Since this case involves governmental action, the question as to whether or not the issues here are “capable of repetition, yet evading review,” Southern Pacific Terminal Co. v. ICC, 219 U.S. 498, 515, 31 S.Ct. 279, 283, 55 L.Ed. 310 (1911), must be considered. Super Tire, 416 U.S. 115, 94 S.Ct. at 1694, 40 L.Ed. 2d 1; Roe v. Wade, 410 U.S. 113, 125, 93 S.Ct. 705, 35 L.Ed.2d 147 (1973). *815If this were found to be such a case, it could well be found to be “amenable to federal adjudication even though it might otherwise be considered moot.” DeFunis, 416 U.S. at 319, 94 S.Ct. at 1707. This is not such a case. As has been argued by petitioners, both in their brief of April 26, 1974, and at oral agreement, the situation where a prison inmate is subject to both criminal and disciplinary proceedings is not an uncommon one. The dropping of disciplinary proceedings in the present case certainly cannot be taken to mean that the state will follow this course in all future actions. It must be realized that it is in the interests of the state to have its disciplinary proceedings passed upon so that subsequent disciplinary hearings will not also be stayed. Moreover, due to the intricacies of three-judge court procedure, see Nieves v. Oswald, 477 F.2d 1109 (2d Cir. 1973), and the necessity for granting a rehearing, this case has taken an unusually long time to decide. It is likely, therefore, that future cases raising this issue will be ripe for decision much earlier than 2% years after the event in issue.

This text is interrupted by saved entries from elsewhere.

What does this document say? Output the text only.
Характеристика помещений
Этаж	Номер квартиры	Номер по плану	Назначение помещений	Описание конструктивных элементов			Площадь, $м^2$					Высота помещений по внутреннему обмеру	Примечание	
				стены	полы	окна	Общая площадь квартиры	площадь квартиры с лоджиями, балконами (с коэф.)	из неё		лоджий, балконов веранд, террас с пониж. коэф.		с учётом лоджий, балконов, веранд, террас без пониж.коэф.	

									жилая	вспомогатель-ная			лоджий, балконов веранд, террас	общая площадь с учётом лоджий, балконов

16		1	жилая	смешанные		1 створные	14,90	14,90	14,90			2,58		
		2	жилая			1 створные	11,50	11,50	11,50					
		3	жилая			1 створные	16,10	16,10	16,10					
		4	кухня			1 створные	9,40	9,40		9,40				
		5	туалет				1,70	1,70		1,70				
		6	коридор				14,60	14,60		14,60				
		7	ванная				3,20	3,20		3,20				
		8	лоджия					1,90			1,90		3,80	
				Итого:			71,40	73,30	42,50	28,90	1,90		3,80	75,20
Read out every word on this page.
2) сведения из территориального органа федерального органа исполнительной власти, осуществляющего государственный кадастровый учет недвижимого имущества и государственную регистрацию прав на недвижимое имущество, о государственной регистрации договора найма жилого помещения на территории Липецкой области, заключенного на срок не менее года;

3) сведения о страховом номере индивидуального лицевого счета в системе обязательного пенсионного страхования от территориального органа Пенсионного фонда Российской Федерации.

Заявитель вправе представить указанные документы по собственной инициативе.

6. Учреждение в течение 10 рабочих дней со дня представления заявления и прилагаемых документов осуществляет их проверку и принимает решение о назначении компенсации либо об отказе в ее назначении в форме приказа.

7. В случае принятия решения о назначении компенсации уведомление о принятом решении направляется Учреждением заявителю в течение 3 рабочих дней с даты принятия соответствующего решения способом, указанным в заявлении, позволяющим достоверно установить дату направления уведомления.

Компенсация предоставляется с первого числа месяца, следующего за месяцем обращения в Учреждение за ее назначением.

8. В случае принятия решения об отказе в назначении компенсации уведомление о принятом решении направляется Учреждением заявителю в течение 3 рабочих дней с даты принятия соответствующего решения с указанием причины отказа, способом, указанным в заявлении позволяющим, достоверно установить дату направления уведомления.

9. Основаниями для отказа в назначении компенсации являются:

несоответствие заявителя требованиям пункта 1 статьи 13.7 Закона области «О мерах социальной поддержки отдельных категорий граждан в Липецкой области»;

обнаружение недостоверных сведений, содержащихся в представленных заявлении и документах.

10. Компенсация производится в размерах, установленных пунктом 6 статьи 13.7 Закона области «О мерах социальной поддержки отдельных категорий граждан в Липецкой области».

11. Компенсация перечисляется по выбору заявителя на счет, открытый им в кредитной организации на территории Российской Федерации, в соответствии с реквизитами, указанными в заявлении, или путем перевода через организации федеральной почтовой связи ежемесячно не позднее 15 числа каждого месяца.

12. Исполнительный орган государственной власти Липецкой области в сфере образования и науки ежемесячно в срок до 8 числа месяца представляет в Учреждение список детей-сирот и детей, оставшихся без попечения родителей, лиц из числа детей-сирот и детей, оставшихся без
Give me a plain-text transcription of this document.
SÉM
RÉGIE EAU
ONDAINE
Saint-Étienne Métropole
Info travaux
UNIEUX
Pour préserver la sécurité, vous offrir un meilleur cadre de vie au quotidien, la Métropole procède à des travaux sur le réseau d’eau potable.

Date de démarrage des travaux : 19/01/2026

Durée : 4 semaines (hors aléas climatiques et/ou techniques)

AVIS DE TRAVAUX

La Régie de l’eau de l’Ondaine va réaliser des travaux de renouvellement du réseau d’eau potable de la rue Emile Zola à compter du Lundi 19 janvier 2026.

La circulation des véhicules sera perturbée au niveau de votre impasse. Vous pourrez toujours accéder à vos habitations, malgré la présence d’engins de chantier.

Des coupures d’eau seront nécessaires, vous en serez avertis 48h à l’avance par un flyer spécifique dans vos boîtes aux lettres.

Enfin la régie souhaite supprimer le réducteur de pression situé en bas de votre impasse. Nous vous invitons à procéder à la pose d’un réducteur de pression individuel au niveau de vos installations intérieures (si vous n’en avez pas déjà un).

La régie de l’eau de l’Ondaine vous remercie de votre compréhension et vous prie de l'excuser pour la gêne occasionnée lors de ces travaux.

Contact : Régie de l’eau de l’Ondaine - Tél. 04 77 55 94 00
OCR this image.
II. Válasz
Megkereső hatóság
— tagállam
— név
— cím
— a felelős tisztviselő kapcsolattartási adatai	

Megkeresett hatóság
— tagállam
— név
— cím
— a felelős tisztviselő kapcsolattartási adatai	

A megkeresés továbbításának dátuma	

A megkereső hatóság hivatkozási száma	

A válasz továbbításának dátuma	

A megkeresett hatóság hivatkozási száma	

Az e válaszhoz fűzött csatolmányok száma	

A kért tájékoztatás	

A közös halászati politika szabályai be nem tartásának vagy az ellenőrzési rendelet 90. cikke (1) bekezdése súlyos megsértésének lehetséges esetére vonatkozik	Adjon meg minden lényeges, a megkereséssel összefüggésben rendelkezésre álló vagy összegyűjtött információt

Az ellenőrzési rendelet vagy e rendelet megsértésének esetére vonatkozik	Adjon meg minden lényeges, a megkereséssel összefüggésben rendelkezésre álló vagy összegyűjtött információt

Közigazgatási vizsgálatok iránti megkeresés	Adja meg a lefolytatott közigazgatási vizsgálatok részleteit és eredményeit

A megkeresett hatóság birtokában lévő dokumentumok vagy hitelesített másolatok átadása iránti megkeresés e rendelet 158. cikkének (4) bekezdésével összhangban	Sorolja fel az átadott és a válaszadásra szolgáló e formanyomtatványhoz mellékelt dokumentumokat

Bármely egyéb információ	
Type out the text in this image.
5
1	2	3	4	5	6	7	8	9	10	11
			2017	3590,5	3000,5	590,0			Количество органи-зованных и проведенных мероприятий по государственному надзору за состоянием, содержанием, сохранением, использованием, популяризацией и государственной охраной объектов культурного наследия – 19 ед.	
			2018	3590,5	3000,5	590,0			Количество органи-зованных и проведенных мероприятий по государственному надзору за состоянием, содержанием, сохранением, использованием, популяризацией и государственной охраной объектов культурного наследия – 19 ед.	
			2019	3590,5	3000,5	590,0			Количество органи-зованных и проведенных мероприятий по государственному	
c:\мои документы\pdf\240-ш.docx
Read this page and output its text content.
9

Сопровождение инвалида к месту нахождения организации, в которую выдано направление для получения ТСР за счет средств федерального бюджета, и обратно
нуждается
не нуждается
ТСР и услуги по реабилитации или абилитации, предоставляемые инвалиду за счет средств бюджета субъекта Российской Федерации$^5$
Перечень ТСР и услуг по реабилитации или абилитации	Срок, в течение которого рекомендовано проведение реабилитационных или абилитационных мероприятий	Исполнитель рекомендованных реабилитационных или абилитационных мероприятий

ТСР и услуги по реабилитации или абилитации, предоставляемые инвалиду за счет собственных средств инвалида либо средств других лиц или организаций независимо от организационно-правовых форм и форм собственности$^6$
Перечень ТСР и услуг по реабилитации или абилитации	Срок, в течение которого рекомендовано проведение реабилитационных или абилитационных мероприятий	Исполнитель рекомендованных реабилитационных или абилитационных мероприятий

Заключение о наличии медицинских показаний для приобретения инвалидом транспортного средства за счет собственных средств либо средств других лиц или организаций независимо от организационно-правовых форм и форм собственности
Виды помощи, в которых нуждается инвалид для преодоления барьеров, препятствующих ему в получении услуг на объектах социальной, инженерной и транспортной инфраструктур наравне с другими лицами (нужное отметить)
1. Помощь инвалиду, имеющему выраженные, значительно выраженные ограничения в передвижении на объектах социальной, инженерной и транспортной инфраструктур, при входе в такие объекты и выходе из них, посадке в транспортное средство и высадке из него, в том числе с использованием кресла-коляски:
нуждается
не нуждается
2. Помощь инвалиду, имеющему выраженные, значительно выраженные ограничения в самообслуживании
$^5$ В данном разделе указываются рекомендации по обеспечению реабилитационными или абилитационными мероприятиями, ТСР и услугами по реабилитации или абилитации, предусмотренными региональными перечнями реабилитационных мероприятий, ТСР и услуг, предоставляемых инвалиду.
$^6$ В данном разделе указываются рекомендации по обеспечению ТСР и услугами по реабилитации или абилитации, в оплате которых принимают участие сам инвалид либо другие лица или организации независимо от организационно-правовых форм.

Because disciplinary hearings are no longer contemplated against any of the inmates involved in the Attica disturbances of September, 1971, we remand this case to the district court with the direction to enter an order dismissing the action as moot.

. The class designated by the district judge was composed of all those inmates who may be subject to disciplinary charges and criminal charges stemming from the Attica disturbance of September 9-13, 1971.